We're right at the beginning in the miniaturization of technology.
You're gonna talk to your wrist.
How tall is Barack Obama?
It's finally possible to make a powerful computer small enough to wear comfortably all day long.
Google's Android Wear is a compact version of an operating system that really has to do three things.
Run well on new devices like smart watches, get manufacturers to buy into that market and get consumers to do the same thing.
And Google pretty much delivered on almost every rumor we predicted and their full roll out of Android where with big time support coming out of the gates with the LGG watch and Samsung's [INAUDIBLE].
Just one more tap to pay.
And the pizza's on its way.
The pretty gorgeous stainless steel and leather banded watch.
It's here.
Your watch will also provide intelligent answers to spoken questions.
He can even check his heart rate after a jog.
Now, Android Wear on its own actually does very little.
A Smartwatch running it, like a Samsung Gear Live or an LG G watch, has to first pair to a late model Android phone.
No Windows phone, no iPhone support here.
Once that pairing is done, your watch starts to get fed the content it needs for some very simple notifications and basic interactions.
Like reminders of your next appointment, or simple guidance to get somewhere, like your next appointment.
Messages and easy ways to reply, weather forecasts coming up, payment confirmations, travel status updates.
Now these are just some basic early use cases and, of course, an Android Wear's functionality is limited only to what developers can come up with, which isn't much of a limitation at all.
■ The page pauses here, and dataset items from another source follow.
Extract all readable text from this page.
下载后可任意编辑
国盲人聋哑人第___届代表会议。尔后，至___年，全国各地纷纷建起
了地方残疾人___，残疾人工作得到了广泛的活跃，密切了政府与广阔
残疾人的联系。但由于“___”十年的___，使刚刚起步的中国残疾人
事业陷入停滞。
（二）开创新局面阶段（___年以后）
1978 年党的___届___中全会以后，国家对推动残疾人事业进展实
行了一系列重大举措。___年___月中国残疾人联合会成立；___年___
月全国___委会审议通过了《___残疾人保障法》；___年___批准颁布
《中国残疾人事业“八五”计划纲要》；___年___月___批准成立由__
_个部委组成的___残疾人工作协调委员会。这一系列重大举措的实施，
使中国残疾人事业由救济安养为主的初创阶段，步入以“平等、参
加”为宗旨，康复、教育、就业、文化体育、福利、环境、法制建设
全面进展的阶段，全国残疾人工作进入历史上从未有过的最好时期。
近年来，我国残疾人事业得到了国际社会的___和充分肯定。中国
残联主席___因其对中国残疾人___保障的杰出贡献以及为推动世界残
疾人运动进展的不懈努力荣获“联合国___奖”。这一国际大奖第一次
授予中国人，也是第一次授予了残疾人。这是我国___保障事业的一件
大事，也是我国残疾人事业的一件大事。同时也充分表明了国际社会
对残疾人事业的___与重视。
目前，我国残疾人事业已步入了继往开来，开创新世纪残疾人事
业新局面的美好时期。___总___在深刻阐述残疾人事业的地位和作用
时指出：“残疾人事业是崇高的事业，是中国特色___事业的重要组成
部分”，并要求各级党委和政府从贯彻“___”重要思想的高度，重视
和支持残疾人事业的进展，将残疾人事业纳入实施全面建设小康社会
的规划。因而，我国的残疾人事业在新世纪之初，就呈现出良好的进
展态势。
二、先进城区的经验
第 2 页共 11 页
But note the mode is to have very simple swipe and voice interactions between menus and information screen.
There's no keyboard on that watch.
Now the first watches out with Android Wear are the predictably nerdy Samsung Gear Live and LGG watch.
More interesting is the pending Motorola 360.
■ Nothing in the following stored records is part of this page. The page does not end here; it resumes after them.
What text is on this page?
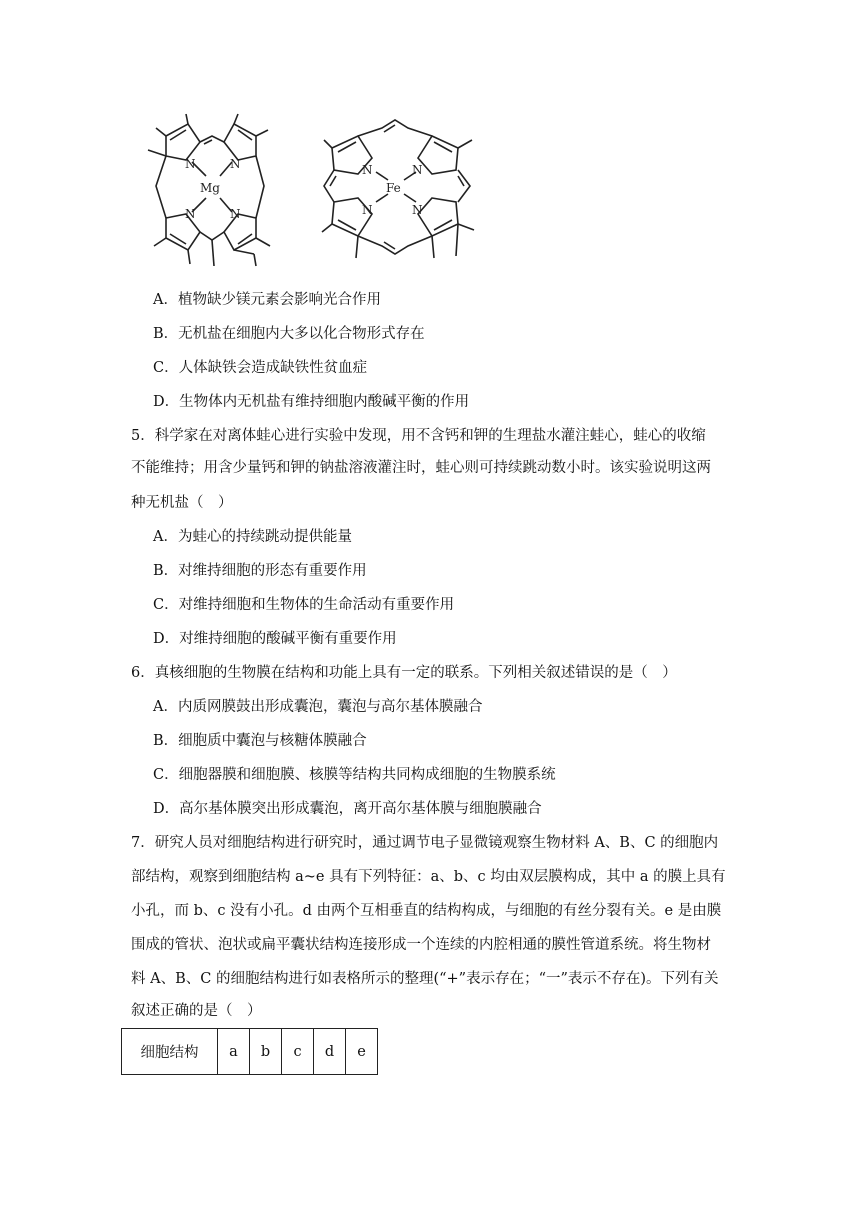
N	N
N	N
Mg
N	N
N	N
Fe
A．植物缺少镁元素会影响光合作用
B．无机盐在细胞内大多以化合物形式存在
C．人体缺铁会造成缺铁性贫血症
D．生物体内无机盐有维持细胞内酸碱平衡的作用
5．科学家在对离体蛙心进行实验中发现，用不含钙和钾的生理盐水灌注蛙心，蛙心的收缩
不能维持；用含少量钙和钾的钠盐溶液灌注时，蛙心则可持续跳动数小时。该实验说明这两
种无机盐（　）
A．为蛙心的持续跳动提供能量
B．对维持细胞的形态有重要作用
C．对维持细胞和生物体的生命活动有重要作用
D．对维持细胞的酸碱平衡有重要作用
6．真核细胞的生物膜在结构和功能上具有一定的联系。下列相关叙述错误的是（　）
A．内质网膜鼓出形成囊泡，囊泡与高尔基体膜融合
B．细胞质中囊泡与核糖体膜融合
C．细胞器膜和细胞膜、核膜等结构共同构成细胞的生物膜系统
D．高尔基体膜突出形成囊泡，离开高尔基体膜与细胞膜融合
7．研究人员对细胞结构进行研究时，通过调节电子显微镜观察生物材料 A、B、C 的细胞内
部结构，观察到细胞结构 a~e 具有下列特征：a、b、c 均由双层膜构成，其中 a 的膜上具有
小孔，而 b、c 没有小孔。d 由两个互相垂直的结构构成，与细胞的有丝分裂有关。e 是由膜
围成的管状、泡状或扁平囊状结构连接形成一个连续的内腔相通的膜性管道系统。将生物材
料 A、B、C 的细胞结构进行如表格所示的整理(“+”表示存在；“一”表示不存在)。下列有关
叙述正确的是（　）
细胞结构	a	b	c	d	e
This is a watch with a round face and a very jewelry like look.
Andre Ware is able to map it's display and interface to the actual round display.
Not just crudely crop it.
That's important, because many, like myself, believe that a key part of SmartWatch success, on any platform, is gonna be the ability for watch designers to really spread out aesthetically and not be limited to square text style displays.
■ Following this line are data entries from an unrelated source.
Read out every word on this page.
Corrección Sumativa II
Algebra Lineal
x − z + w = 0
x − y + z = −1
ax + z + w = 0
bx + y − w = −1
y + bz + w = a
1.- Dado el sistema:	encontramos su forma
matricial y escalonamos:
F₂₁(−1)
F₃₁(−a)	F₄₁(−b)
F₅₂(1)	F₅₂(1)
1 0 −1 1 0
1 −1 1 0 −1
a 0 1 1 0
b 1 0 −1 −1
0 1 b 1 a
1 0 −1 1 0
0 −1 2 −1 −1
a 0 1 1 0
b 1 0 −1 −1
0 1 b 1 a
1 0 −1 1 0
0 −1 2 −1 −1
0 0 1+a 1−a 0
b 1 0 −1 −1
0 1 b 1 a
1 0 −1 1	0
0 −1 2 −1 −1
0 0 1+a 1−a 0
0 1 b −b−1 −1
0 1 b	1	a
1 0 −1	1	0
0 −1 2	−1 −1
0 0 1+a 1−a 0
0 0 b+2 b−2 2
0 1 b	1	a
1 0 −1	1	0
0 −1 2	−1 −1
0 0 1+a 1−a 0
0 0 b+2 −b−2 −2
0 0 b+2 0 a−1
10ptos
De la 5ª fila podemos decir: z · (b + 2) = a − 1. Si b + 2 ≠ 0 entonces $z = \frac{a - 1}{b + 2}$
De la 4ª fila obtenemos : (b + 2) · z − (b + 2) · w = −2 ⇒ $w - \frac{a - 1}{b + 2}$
Another big step forward with Android Wear is a degree of agnosticism.
In the past, most smart watches, short past, I should point out, only worked with their own family of phones.
Early Samsung smart watches only worked with Samsung Galaxy phones, and not even all of those.
That's not a formula for success.
Going forward Android Wear will allow the watch to work with any ANdroid phone running 4.3 of the Operating System, or newer, but still no Windows Phone, I-Phone, or Blackberry coordination.
Its early days of course were the smart watches.
Not to mention the Android wear subset of them.
That's it.
Here is my memo to the Android wear team as well as the manufacturer's building Onyx.
First make it smarter.
Right now we feel the early Android wear watches are kind of giving scatter shot display of information and content, it doesn't really seem to map to my moment in the day as well as it could.
Let's filter better.
Make it indispensable.
This is still very much a luxury market.
Nobody can't live without an Android Wear smart watch.
Let's find the really important use cases so it goes beyond the novelty stage.
We need to extend battery life.
We all have enough devices right now that get plugged in every day.
And look like jewelry.
Once you get past that first million geeks and earlier adopters, nobody's gonna buy a smartwatch that looks like they strapped a smartphone on their wrist.
It is, of course, too soon to predict the growth curve for Android wear let alone the broader smartwatch market, for a number of reasons.
First of all, Apple hasn't even entered this space yet.
Secondly, most consumers have no idea what we're talking about.
Thirdly, the battle between fitness bands and smart watches has to be sorted out.
And there's an awful lot of overlap there.
But for now, at this moment, Android Wear seems to be the biggest bear in a small, growing, and rapidly changing wood.